After rising sharply over the last two months, Pakistan’s thermal coal imports fell 33% month-on-month (m-o-m) to 802,830 t in September, CoalMint’s vessel data reveals.
This came as the country’s power utilities switched back to using more of domestic coal sourced from the Thar region for blending amid depreciating Pakistani currency that has made imported coal expensive. The Pakistani Rupee (PKR) has depreciated by 30% against US Dollar since the start of the year 2022.
Coal usage so far had been limited in the country as the power generating companies were designed for using imported coal. However, elevated global prices compelled utilities to switch back to indigenous coal as power generation on Thar coal renders as one of the cheapest forms in the country.
Power production on Thar coal costs PKR 4.39/kWh(kilowatts per hour) at present, which includes fuel (coal) costs at PKR 3.74 per unit, according to the National Transmission and Dispatch Company (NTDC). The imported coal usage cost stands at around Rs.11.05 per kWh.
Power plants using Thar coal
As per a recent report, Pakistan is currently generating 5,280MW electricity from coal, with Thar coal contributing 1,320MW and imported coal 3,960MW to the overall power generation.
Last month, the government successfully launched a third power plant with a capacity of 330 megawatts that would run on Thar coal. Accordingly, the total installed power production capacity (using Thar coal) increased to 990 megawatts in three-years to date.
Demand from cement sector picking up
Rising construction activity post the monsoon season is expected to increase Pakistan’s cement sales by 22-26% m-o-m to 4.2 mnt, with local dispatches seen jumping 20-24% m-o-m in September.
However, on a y-o-y basis, a slowdown in overall economic activity, higher construction costs, and intense rainfall and floods has weighed on the cement sales last month.
Pakistan’s cement sector was heard sourcing coal from neighbouring Afghanistan since last few months however, elevated prices of Afghan coal capped any major rise in imports from the country.

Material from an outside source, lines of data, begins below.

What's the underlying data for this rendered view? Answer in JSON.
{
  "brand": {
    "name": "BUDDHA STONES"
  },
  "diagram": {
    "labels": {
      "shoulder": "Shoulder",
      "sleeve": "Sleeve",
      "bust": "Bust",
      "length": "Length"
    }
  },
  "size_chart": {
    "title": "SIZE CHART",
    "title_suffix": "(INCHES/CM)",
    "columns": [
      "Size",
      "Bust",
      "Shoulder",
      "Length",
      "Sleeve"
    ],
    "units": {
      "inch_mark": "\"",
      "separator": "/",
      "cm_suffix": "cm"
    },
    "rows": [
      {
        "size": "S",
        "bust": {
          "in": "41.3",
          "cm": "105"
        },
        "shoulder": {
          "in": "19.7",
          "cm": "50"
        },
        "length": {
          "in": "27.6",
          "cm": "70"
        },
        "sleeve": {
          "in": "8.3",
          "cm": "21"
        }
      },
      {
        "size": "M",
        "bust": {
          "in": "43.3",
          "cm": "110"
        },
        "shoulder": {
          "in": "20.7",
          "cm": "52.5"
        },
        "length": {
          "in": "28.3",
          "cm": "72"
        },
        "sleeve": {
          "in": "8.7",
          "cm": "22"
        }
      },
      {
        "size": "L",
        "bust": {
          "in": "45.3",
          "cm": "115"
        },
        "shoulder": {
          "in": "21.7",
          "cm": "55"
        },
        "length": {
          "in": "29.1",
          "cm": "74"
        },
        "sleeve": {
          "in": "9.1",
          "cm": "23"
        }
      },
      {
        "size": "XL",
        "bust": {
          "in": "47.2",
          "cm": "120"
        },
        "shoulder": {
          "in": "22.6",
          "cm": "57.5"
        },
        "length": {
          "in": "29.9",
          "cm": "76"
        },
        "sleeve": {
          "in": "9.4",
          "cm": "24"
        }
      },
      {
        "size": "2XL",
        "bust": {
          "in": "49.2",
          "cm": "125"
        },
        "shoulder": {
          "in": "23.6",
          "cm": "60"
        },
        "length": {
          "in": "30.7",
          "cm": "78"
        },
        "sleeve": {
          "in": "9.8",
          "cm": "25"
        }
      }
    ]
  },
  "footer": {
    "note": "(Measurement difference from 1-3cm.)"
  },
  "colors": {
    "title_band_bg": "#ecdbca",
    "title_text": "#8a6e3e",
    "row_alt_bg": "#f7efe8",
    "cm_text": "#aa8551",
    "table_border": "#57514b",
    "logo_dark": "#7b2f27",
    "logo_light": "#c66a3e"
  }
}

Interestingly, the country’s imports only from Mozambique recorded a rise in September which is also used in the cement sector.
Outlook
Amid expectation of higher global coal prices in winter amid rising restocking activity, Pakistan’s coal consumers are likely to source fuel from the Thar region or even neighbouring Afghanistan, keeping its imports rangebound. Power production on Thar coal is estimated to increase to 2,600MW by the end of next year (December 2023), as other mine-mouth power projects in the pipeline come online.